このナラティブを利用した広告では、「ウクライナ人はハマスに武器を売る泥棒である」「NATO諸国がウクライナに送った武器はポーランドやフランス、さらにはメキシコの麻薬カルテルにも出回っている」という主張が行われた。それらは「ウクライナ人の盗んだ武器が、フランスやドイツのイスラム主義者や犯罪者に利用されるかもしれない」という可能性を示唆し、両国の国民を脅すような内容となっていた。
【例2】
「米国はウクライナの争いとガザの争いの両方に責任がある」「米国政府が代理戦争を行っている」「米国はイスラエルとハマスの争いで利益を得ている」など、反米感情を煽るような内容が、フランスを標的とした広告の35%(28件)、ドイツを標的とした広告の30%(24件)に掲載された。
これらの反米感情を強く促進するナラティブは、しばしば矛盾したものだとISDは指摘している。たとえば一部の広告は「米国がイスラエルを支援したことで、何千人もの民間人の命が失われた」と強く非難している一方、「米国がウクライナも支援しているせいで、イスラエルに充分な軍事支援を提供できていない」と主張する広告もあった。つまり、ハマスとイスラエルの争いに対する一貫性がないまま「米国が悪い」と訴えている。
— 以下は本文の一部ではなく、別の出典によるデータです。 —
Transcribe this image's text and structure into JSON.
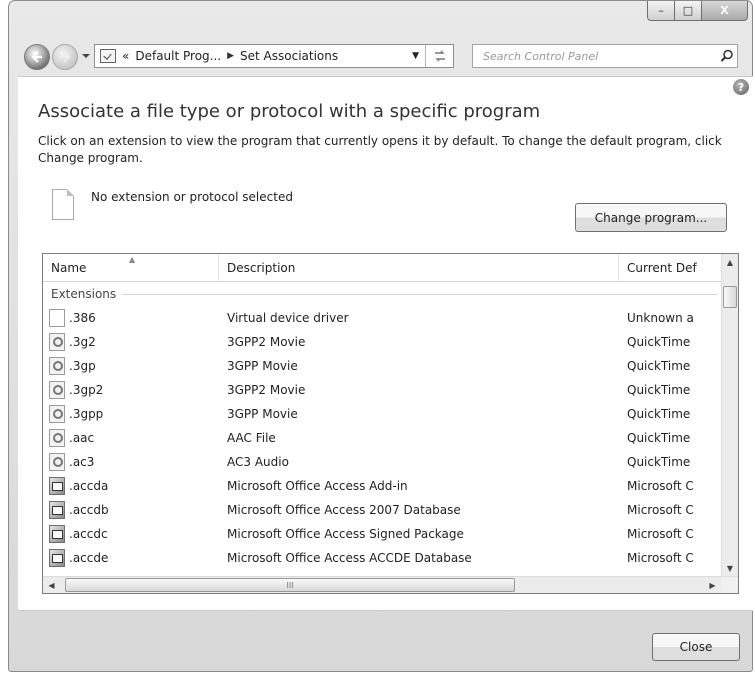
{
  "window": {
    "caption_buttons": {
      "minimize": "–",
      "maximize": "□",
      "close": "X"
    }
  },
  "navbar": {
    "breadcrumb_prefix": "«",
    "breadcrumbs": [
      "Default Prog...",
      "Set Associations"
    ],
    "search_placeholder": "Search Control Panel"
  },
  "header": {
    "help": "?",
    "title": "Associate a file type or protocol with a specific program",
    "description": "Click on an extension to view the program that currently opens it by default. To change the default program, click Change program."
  },
  "selection": {
    "label": "No extension or protocol selected",
    "change_button": "Change program..."
  },
  "list": {
    "columns": [
      "Name",
      "Description",
      "Current Def"
    ],
    "group_label": "Extensions",
    "rows": [
      {
        "name": ".386",
        "description": "Virtual device driver",
        "default": "Unknown a",
        "icon": "blank-file-icon"
      },
      {
        "name": ".3g2",
        "description": "3GPP2 Movie",
        "default": "QuickTime",
        "icon": "quicktime-file-icon"
      },
      {
        "name": ".3gp",
        "description": "3GPP Movie",
        "default": "QuickTime",
        "icon": "quicktime-file-icon"
      },
      {
        "name": ".3gp2",
        "description": "3GPP2 Movie",
        "default": "QuickTime",
        "icon": "quicktime-file-icon"
      },
      {
        "name": ".3gpp",
        "description": "3GPP Movie",
        "default": "QuickTime",
        "icon": "quicktime-file-icon"
      },
      {
        "name": ".aac",
        "description": "AAC File",
        "default": "QuickTime",
        "icon": "quicktime-file-icon"
      },
      {
        "name": ".ac3",
        "description": "AC3 Audio",
        "default": "QuickTime",
        "icon": "quicktime-file-icon"
      },
      {
        "name": ".accda",
        "description": "Microsoft Office Access Add-in",
        "default": "Microsoft C",
        "icon": "access-file-icon"
      },
      {
        "name": ".accdb",
        "description": "Microsoft Office Access 2007 Database",
        "default": "Microsoft C",
        "icon": "access-file-icon"
      },
      {
        "name": ".accdc",
        "description": "Microsoft Office Access Signed Package",
        "default": "Microsoft C",
        "icon": "access-file-icon"
      },
      {
        "name": ".accde",
        "description": "Microsoft Office Access ACCDE Database",
        "default": "Microsoft C",
        "icon": "access-file-icon"
      }
    ],
    "hscroll_grip": "III"
  },
  "footer": {
    "close_button": "Close"
  }
}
これらの広告には、ドイツやフランスの国内にある「米国との関係を重視することに否定的な意見」を利用するよう調整されたものが含まれている。たとえばマクロンが過剰に米国へ利益をもたらしているという主張や、フランス国民の利益を最優先できる新しいリーダーが必要だといった主張が行われていた。
【例3】
「ウクライナとガザの争い」を、フランスとドイツの国内における移民、治安、経済状況の話題に結びつけ、両国市民の分裂を激化させようとする内容が、フランスを標的とした広告の33%(27件)、ドイツを標的とした広告の19%(15件)に掲載された。
これは、もともと両国の国内で議論を呼びやすかった話題を煽るため、ハマスとイスラエルの紛争を利用した活動だ。たとえば「ガザの争いで、我が国へ難民申請者が大量に押し寄せる」「彼らは国をますます貧しくする」と警告する、それに合わせて「ウクライナ難民は我が国の安全への脅威だ」と主張するといった内容である。
これらの広告は【例2】とも深く呼応している。つまり反米感情の促進に移民を利用しつつ、「米国の代理戦争のせいで難民申請者が大量にやってくる、彼らのせいで経済が悪化する」と主張して国内の分断を煽る。これはロシアとウクライナの戦争が始まったときにも見られた現象だ。
ISDの見解
今回、報告された広告活動と目的について、ISDは次のようにまとめている。
「これらの広告は『親ロシア派による一般的な偽情報』『反米的な感情』そして『フランスとドイツにおける移民や経済衰退の脅威について、極右が唱えてきた主張』を反映している。その目的は『ウクライナに対する軍事支援や人道支援の提供を妨害すること』と、『標的の国(フランスとドイツ)に恐怖と不和を植え付けること』であるようだ」
「親ロシア派の広告の製作者たちは、ウクライナ、反米感情、移民やフランスとドイツの経済状況といった問題については立ち位置が定まっているが、『イスラエルをどのように扱うか』については一定のスタンスを持っていないようだ。(中略)彼らは『他国に影響力を与える作戦』の目的に適したナラティブを利用する、ご都合主義的な姿勢を取っているように見えた」
※ここではISDによる報告の一部を紹介している。ISD Globalに掲載された原文には、この広告活動に用いられた組織的な偽情報拡散作戦の様子(利用される語句や画像、ドッペルゲンガーとの類似点)や、フランスとドイツの各国に合わせた広告掲載の時期や数の相違点などが詳しく説明されている。またFacebookに掲載された実際の広告のスクリーンショットも見ることができる。